The indie resurgence became publishing’s central narrative this year. Publishers Weekly, the industry’s trade bible, last month named Oren Teicher, chief executive of the American Booksellers Association, and his group’s board as its person of the year, an honor previously given to “Fifty Shades of Grey ” author E.L. James and Jeffrey P. Bezos, the founder of Amazon.com, the owner of The Washington Post and a villain to indie booksellers.
“We are a lot like Mark Twain: The rumors of our death are a little bit exaggerated,” Teicher said. “We have been counted out for a very long time.”
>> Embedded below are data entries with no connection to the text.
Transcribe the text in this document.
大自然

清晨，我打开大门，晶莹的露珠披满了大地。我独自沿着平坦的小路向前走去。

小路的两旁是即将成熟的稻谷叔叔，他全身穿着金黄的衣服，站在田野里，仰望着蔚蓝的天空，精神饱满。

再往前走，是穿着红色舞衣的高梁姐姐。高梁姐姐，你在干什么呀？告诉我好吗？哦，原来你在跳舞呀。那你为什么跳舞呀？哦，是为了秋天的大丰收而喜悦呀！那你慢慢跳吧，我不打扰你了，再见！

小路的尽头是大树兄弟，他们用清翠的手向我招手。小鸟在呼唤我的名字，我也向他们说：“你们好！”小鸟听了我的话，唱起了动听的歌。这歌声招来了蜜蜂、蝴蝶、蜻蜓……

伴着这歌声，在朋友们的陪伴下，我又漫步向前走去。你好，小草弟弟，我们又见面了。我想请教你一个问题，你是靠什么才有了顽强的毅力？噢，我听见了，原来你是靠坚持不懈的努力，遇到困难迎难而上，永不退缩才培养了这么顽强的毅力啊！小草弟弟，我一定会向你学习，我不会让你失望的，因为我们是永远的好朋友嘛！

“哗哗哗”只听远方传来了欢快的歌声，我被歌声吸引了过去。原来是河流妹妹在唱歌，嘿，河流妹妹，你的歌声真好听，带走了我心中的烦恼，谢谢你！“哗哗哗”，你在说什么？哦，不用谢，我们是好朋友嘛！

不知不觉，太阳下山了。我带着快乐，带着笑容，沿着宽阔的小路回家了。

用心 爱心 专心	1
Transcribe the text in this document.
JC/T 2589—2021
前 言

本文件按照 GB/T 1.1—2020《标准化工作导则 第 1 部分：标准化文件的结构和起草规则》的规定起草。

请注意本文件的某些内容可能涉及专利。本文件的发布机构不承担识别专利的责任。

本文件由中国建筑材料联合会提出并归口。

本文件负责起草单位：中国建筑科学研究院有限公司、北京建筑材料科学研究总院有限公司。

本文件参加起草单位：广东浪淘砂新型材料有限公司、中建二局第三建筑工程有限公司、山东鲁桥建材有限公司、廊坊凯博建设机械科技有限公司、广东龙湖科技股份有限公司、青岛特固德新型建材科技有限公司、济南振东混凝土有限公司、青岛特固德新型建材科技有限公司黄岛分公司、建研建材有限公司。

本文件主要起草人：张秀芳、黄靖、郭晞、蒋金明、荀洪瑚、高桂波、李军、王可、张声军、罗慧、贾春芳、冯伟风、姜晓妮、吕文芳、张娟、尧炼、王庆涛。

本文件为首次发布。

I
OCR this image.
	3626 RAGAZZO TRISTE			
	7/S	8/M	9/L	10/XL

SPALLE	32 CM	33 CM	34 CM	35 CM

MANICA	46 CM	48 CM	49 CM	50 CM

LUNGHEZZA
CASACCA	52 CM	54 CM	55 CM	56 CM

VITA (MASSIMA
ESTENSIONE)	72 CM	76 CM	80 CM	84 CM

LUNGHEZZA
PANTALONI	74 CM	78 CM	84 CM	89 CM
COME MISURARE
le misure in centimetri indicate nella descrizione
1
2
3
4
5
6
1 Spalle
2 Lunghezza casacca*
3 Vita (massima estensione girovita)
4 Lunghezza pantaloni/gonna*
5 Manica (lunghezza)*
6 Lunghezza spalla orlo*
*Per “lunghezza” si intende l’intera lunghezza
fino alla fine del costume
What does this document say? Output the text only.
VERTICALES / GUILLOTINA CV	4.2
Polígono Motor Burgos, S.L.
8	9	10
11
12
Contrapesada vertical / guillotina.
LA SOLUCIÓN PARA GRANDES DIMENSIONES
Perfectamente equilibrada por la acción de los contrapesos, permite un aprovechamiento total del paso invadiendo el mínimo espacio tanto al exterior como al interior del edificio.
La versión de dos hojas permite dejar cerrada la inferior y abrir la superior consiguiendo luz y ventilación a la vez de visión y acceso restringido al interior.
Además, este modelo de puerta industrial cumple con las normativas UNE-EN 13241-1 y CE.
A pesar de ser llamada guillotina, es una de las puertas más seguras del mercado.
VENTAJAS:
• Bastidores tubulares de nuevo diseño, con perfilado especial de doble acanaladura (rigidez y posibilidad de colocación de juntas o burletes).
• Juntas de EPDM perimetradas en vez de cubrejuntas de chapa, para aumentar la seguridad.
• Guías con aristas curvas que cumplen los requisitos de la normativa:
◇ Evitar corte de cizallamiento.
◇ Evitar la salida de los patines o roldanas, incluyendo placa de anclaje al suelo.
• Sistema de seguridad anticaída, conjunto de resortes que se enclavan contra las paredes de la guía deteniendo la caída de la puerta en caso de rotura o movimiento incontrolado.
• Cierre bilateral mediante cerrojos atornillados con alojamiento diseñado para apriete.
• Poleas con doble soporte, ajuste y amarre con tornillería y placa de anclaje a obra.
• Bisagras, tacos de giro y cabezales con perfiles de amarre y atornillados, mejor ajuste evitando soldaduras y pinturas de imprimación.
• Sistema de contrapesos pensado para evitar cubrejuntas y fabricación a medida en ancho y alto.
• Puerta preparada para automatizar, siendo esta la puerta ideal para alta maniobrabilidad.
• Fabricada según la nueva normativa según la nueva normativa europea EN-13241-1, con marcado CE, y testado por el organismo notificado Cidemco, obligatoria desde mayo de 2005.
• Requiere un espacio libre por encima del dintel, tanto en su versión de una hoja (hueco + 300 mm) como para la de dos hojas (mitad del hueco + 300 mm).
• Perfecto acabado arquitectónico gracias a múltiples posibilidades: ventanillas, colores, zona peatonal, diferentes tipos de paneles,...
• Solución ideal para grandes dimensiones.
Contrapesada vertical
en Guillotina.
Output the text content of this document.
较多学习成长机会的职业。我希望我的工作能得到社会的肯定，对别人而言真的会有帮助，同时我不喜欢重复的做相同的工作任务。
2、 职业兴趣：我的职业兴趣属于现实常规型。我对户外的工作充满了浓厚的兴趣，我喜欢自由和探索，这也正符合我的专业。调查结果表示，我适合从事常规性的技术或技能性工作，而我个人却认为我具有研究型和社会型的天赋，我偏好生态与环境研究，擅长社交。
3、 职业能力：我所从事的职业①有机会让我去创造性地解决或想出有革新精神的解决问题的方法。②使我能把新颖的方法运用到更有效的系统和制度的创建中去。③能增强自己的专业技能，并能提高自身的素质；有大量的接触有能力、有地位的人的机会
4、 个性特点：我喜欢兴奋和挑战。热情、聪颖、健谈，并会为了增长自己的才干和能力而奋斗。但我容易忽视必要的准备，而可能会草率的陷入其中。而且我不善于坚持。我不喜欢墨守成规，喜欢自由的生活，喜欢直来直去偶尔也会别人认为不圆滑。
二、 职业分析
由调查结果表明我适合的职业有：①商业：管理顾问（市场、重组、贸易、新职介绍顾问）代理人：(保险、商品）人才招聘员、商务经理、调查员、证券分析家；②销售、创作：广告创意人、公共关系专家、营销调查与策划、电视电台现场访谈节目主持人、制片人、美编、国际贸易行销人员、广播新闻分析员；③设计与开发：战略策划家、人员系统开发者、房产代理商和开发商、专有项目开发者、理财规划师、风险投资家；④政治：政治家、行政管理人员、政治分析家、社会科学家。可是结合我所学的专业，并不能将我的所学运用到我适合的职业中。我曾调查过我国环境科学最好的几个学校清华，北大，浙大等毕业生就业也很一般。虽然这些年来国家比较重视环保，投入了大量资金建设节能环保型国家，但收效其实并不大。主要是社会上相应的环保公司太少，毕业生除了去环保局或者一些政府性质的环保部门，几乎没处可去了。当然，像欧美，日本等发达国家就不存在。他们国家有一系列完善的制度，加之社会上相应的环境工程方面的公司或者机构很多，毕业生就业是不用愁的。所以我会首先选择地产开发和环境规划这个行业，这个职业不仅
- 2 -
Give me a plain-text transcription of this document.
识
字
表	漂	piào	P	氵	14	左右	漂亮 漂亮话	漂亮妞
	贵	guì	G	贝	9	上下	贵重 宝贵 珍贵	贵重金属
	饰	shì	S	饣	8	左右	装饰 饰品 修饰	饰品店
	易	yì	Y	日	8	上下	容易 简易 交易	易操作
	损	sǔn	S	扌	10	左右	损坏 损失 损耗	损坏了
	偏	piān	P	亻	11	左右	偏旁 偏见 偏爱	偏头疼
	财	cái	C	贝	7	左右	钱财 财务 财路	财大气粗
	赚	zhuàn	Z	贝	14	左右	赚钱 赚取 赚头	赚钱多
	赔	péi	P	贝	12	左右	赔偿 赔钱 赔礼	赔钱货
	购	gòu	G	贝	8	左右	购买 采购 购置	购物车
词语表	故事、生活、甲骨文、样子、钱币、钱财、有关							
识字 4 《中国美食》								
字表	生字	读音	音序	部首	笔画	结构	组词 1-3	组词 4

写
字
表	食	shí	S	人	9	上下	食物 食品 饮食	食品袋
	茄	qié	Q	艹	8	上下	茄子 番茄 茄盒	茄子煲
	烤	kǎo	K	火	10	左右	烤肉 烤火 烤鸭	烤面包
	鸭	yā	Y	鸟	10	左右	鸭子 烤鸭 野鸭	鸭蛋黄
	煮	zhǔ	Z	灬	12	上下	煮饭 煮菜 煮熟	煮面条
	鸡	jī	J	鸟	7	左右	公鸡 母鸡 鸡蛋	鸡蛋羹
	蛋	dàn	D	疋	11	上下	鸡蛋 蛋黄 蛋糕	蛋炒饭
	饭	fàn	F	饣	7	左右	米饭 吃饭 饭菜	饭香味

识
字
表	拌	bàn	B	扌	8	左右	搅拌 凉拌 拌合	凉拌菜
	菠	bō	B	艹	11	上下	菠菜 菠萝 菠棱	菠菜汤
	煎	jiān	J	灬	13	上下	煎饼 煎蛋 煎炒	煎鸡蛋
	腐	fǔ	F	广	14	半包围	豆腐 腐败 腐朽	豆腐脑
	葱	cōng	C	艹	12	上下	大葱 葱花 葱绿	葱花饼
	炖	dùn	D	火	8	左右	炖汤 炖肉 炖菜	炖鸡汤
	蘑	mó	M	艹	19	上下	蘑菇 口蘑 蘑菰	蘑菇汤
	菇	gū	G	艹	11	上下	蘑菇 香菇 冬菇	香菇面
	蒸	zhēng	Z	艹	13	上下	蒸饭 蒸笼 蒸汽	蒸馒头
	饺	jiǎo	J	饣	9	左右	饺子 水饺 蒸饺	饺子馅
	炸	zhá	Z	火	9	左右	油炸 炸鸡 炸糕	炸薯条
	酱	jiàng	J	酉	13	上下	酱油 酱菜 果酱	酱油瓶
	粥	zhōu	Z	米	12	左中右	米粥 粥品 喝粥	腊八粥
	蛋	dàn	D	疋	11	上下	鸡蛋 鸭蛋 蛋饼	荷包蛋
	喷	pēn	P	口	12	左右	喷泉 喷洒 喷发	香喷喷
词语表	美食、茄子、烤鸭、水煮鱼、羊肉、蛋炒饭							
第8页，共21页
Twenty-five years ago, independents were supposed to vanish when Waldenbooks showed up in malls. They were supposed to vanish when Borders and Barnes & Noble came along with endless selection and comfy chairs. They were supposed to vanish when Costco started selling the latest Doris Kearns Goodwin . They were supposed to vanish when Amazon perfected low prices and fast shipments — not just for books but even for rowboats, meaning nobody would ever have to leave the house again to shop.